Maddie Pettis, Contributor

Back in the winter of 2020, the American fashion magazine Vogue stunned the world with a cover picture of Harry Styles wearing a variety of skirts and dresses. For those of us who grew up as One Directioners, seeing this was not only pleasing to the eye but also made you want to punch the air triumphantly as we saw how far he has come. However, it became apparent that this cover page was not popular among everyone. It would soon turn into a world wide controversy that is still argued today regarding the boundaries of masculinity.

Harry Styles is a prominent advocate for women’s rights and the LGBTQ+ community. He often is seen with gay pride flags at concerts with thousands of screaming fans. Regarding his own sexuality, he has referred to it as “sexual ambiguity” in interviews. Styles’ femininity has raised eyebrows specifically among right leaning conservatives. Many people don’t think their children should be looking up to him or seeing this sort of thing in a global magazine, one specific perpetrator being a well known political figure, Candace Owens. 

Candace Owen’s is a far right leaning conservative, who took no time to address the publication of Styles’ Vogue cover. She had much to say and immediately took to Twitter to explain how “the steady feminization of our men at the same time that Marxism is being taught to our children is not a coincidence. It is an outright attack.” Owen’s dramatic response to this magazine cover sparked a broad question; what makes a manly man?

First of all, I would like to observe that women have been wearing “mens clothes” since pant suits, high top sneakers, and baggy t-shirts. Candace Owens herself is a fan of blazers and suits, having worn them at multiple events. As a society, we need to recognize this double standard and reevaluate the way we go about judging people by the clothes they wear. Who’s to tell men and boys they can’t rock a crop top or skirt? 

It becomes more obvious that this is not about gender roles, but it is about fear. People tend to become fearful when societal norms shift away from tradition. They begin to fear people such as Harry Styles who are fluid about their sexuality and shut down gender stereotypes. Telling men to be manly and protect us rewinds our progress as a country decades into the past.

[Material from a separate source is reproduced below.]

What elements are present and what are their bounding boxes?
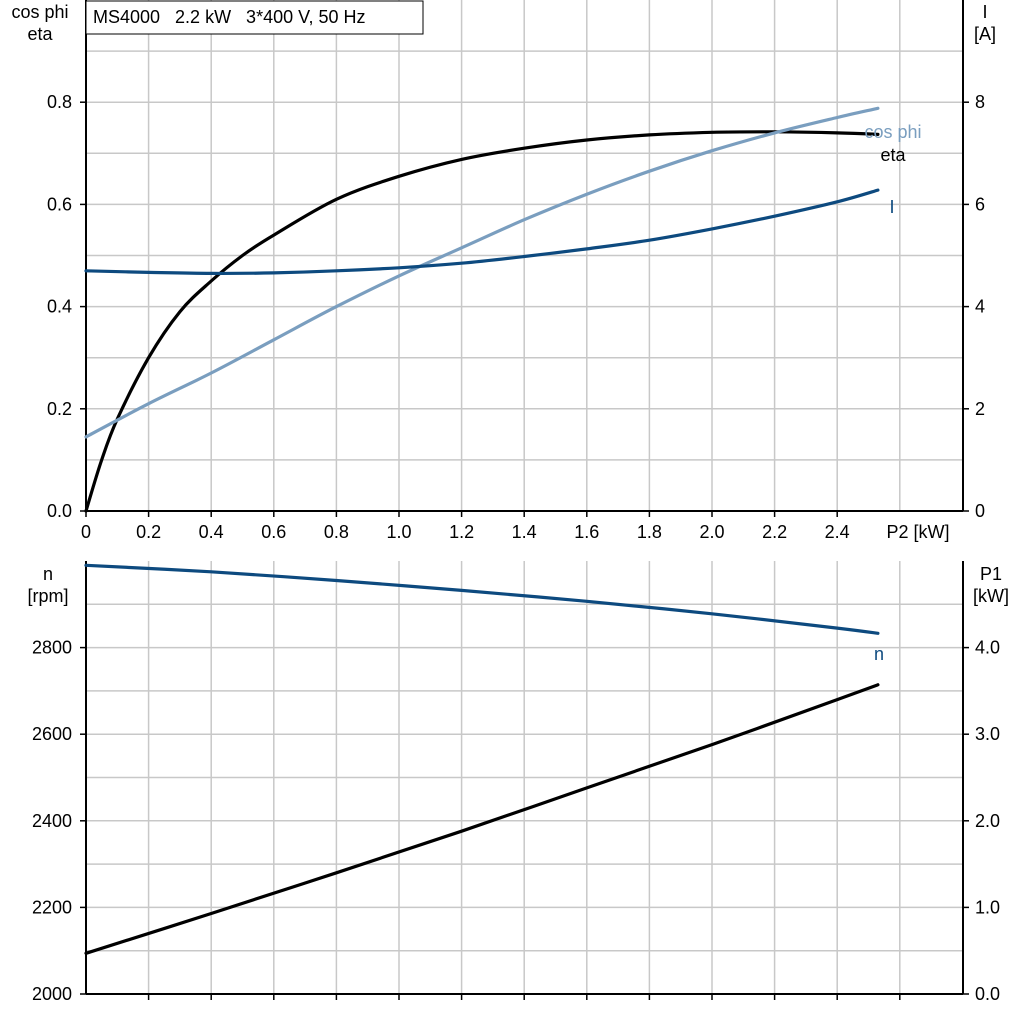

What appalls me most about this argument that has been drawn out to today is why people care so much about things that don’t affect them in the slightest. Since Harry Style’s cover came out, the sun has continued to rise. Birds have continued to fly. The well being of our country has literally not shifted negatively whatsoever. It is for this reason that little boys should be comfortable enough to walk around with long hair or a skirt. There is a difference between encouraging boys and men to wear what they want when they want and forcing femininity upon them. What we need to do is support and accept rather than shame and shutdown.